Demographics of Poverty
2 October 2010 | The Tablet
Abbé Ambrose Tina’s absorbing article (‘More aid, better spent’ 18 September) is full of excellent statistics. However, the demographics, by far the most important statistics, have been left out. In Senegal, Abbé Tina’s own country, the population has increased fivefold since 1950, and by 2050 it is likely to have increased tenfold. (2.4 million in 1950; 12.8 million now; 26 million in 2050) Most other extremely poor countries follow the same pattern.
Abbé Tina fears that Senegal may not attain the Millennium Development Goals. He is right to be anxious. While those countries that have controlled population growth are likely to reach these Goals, those that have made little attempt to control population growth will not. Hunger and deprivation will continue and there will be little reduction in maternal and child mortality.

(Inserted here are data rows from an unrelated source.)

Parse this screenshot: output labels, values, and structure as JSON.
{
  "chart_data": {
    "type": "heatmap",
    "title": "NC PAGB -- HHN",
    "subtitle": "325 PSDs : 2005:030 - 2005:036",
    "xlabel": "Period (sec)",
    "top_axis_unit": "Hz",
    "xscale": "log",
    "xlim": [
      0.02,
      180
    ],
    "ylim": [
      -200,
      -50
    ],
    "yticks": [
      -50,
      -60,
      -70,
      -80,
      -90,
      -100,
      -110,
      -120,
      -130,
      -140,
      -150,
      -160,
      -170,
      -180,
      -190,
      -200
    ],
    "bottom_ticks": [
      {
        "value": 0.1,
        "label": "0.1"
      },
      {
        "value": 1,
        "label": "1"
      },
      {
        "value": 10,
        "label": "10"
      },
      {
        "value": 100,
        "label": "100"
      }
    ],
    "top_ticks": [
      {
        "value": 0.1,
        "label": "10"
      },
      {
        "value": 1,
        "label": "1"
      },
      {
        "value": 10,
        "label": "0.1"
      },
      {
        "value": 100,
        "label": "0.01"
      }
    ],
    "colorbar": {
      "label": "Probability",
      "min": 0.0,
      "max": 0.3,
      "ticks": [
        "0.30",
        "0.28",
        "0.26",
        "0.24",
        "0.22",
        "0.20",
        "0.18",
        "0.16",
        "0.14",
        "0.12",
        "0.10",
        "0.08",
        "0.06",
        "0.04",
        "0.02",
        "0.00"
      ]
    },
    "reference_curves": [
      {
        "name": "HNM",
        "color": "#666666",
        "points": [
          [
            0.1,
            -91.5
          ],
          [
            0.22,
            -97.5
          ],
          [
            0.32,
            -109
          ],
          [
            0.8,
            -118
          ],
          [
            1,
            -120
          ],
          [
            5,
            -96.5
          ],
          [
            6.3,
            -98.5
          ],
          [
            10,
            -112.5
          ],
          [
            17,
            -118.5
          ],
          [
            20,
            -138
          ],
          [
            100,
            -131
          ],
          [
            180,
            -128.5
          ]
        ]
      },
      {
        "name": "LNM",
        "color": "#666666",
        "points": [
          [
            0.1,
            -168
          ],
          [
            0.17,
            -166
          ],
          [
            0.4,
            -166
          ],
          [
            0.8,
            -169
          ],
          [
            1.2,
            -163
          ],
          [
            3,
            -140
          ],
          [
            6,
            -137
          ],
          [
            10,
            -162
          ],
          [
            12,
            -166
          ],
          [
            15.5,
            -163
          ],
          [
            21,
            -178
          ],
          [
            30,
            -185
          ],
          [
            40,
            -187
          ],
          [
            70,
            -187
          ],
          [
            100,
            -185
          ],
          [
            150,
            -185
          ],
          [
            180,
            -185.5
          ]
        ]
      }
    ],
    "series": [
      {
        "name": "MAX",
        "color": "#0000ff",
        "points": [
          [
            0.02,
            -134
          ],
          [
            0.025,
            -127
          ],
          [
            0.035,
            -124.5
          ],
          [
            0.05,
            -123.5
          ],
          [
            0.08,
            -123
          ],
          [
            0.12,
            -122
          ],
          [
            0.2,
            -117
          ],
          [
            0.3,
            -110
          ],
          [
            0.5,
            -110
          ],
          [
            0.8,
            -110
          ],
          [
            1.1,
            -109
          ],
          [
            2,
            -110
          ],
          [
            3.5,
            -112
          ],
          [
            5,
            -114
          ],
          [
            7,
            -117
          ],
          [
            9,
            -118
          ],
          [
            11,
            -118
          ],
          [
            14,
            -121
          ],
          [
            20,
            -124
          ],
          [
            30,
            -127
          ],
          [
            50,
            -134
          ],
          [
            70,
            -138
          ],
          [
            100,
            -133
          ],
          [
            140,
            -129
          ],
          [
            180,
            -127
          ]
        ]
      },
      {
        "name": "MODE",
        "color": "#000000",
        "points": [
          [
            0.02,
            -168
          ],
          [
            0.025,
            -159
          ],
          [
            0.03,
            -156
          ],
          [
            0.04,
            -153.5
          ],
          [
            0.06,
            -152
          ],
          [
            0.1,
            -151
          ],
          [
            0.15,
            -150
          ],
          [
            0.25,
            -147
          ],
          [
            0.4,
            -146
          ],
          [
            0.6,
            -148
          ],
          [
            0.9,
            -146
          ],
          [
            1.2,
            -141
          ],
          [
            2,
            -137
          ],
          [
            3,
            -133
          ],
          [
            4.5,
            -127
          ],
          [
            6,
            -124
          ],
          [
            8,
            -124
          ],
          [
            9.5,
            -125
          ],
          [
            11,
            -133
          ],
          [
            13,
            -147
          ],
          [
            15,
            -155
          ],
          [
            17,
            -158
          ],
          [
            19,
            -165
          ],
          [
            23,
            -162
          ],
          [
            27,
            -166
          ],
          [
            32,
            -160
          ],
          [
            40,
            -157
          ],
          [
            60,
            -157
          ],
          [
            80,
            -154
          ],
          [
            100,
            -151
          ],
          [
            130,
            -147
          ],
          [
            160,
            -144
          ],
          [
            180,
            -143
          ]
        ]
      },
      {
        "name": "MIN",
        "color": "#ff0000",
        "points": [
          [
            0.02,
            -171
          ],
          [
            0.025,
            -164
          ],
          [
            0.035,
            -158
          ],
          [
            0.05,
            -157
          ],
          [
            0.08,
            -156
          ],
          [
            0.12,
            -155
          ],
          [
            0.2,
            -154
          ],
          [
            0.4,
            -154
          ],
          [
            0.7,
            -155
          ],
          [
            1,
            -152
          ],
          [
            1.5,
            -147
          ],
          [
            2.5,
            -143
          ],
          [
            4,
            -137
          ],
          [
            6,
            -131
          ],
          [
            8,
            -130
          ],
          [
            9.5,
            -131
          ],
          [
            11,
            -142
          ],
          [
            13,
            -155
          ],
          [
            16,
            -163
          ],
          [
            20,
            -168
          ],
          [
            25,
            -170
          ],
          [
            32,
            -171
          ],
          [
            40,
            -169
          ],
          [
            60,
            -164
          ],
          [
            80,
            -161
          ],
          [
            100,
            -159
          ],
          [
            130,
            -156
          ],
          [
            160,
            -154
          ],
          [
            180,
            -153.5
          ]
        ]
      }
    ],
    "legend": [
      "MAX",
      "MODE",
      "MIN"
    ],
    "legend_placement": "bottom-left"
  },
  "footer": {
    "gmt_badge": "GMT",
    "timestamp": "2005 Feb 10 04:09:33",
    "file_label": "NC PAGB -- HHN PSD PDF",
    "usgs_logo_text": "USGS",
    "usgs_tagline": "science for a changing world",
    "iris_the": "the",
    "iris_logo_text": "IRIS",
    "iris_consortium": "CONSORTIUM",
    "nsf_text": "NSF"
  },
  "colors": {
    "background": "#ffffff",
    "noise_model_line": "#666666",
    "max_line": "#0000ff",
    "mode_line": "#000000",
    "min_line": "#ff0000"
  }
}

Over the last forty years, no one has dared to campaign for the provision of family planning in developing countries, but in March this year “Save the Children” broke the taboo and published a six page ‘Policy brief’ on population, in which they state:
“Given its detrimental impact on poverty reduction, it is surprising that the issue of population growth has received so little attention over the last decade from development donors, agencies and developing country governments alike. For example, the Millennium Development Goals, agreed in 2001, made no reference to population growth, while the influential Commission for Africa report, published in 2005, had almost nothing to say on the subject. Yet there is overwhelming evidence of the damaging impact that rapid population growth has on poverty reduction efforts.”
Is it too late to give some hope to mothers overburdened with so many children that high infant and maternal death rates and extreme poverty are virtually inevitable? I hope not. Catholics at least should try to help, as over the decades we have earned a reputation for being indifferent to this cause of suffering.
Note: The decades long silence about the need for family planning is illustrated not only by a Catholic (Abbé Tina) but also by others. (Millennium Development Goals and Commission for Africa authors). Before the arrival of Political Correctness in the 1970’s many Catholics voiced their concern about the dangers of population growth.